After graduating in 1977, she became a legal counsel to the State Legislature and joined the attorney general's office. There she helped successfully defend the state against a class action suit charging that it underpaid its female employees, which brought her to the attention of former Gov. Pete Wilson. "It was regarded as a considerable legal feat and also saved the state a ton of money," he recalled.

In 1991, he hired her as legal adviser, then chose her as an agency head, state appeals court judge and eventually State Supreme Court justice. She has often said that she has been guided through the challenges of her life and work by her deep Christian faith, and she has often argued that judges should look to higher authorities than precedent or manmade laws in making decisions. In Sacramento, she and her mother attend the evangelical Cordova Church of Christ. (They were on a cruise when Ms.
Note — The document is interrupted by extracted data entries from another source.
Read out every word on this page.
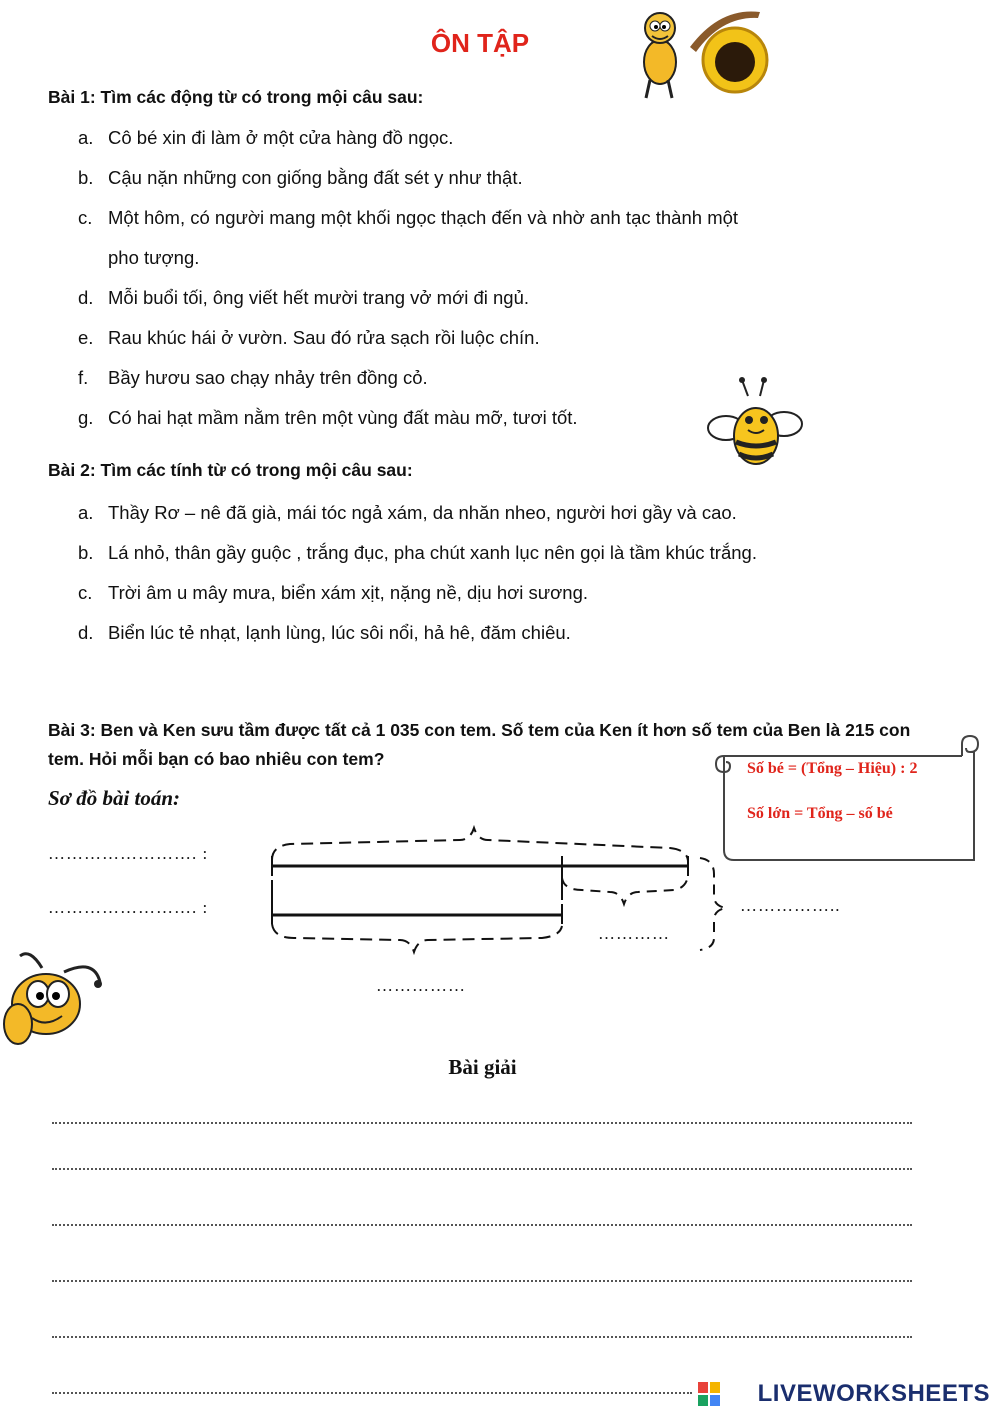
ÔN TẬP
Bài 1: Tìm các động từ có trong mội câu sau:
a. Cô bé xin đi làm ở một cửa hàng đồ ngọc.
b. Cậu nặn những con giống bằng đất sét y như thật.
c. Một hôm, có người mang một khối ngọc thạch đến và nhờ anh tạc thành một
pho tượng.
d. Mỗi buổi tối, ông viết hết mười trang vở mới đi ngủ.
e. Rau khúc hái ở vườn. Sau đó rửa sạch rồi luộc chín.
f. Bầy hươu sao chạy nhảy trên đồng cỏ.
g. Có hai hạt mầm nằm trên một vùng đất màu mỡ, tươi tốt.
Bài 2: Tìm các tính từ có trong mội câu sau:
a. Thầy Rơ – nê đã già, mái tóc ngả xám, da nhăn nheo, người hơi gầy và cao.
b. Lá nhỏ, thân gầy guộc , trắng đục, pha chút xanh lục nên gọi là tầm khúc trắng.
c. Trời âm u mây mưa, biển xám xịt, nặng nề, dịu hơi sương.
d. Biển lúc tẻ nhạt, lạnh lùng, lúc sôi nổi, hả hê, đăm chiêu.
Bài 3: Ben và Ken sưu tầm được tất cả 1 035 con tem. Số tem của Ken ít hơn số tem của Ben là 215 con tem. Hỏi mỗi bạn có bao nhiêu con tem?	Số bé = (Tổng – Hiệu) : 2
Số lớn = Tổng – số bé
Sơ đồ bài toán:
……………………. :
……………………. :	……………..
…………
……………
Bài giải
LIVEWORKSHEETS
Brown met Dewey Parker, a jazz musician, whom she married in 1991, a fellow appellate judge said.)

Her friends describe Justice Brown as a voracious reader, amateur poet and serious intellectual, and her speeches are filled with allusions to writers including Cicero, the apostle Paul, Abraham Lincoln, Samuel Beckett, Ayn Rand, Gertrude Himmelfarb, Friedrich von Hayek and the comedian Chris Rock.

But she also has a fondness for rock 'n' roll lyrics, quoting at length from Procol Harem's "Whiter Shade of Pale" in one speech and rewriting Paul Simon's song "50 Ways to Leave Your Lover" as "50 Ways to Lose Your Liberty" in another.

She concluded that speech, "We've had to decide before: whether to be slaves or free."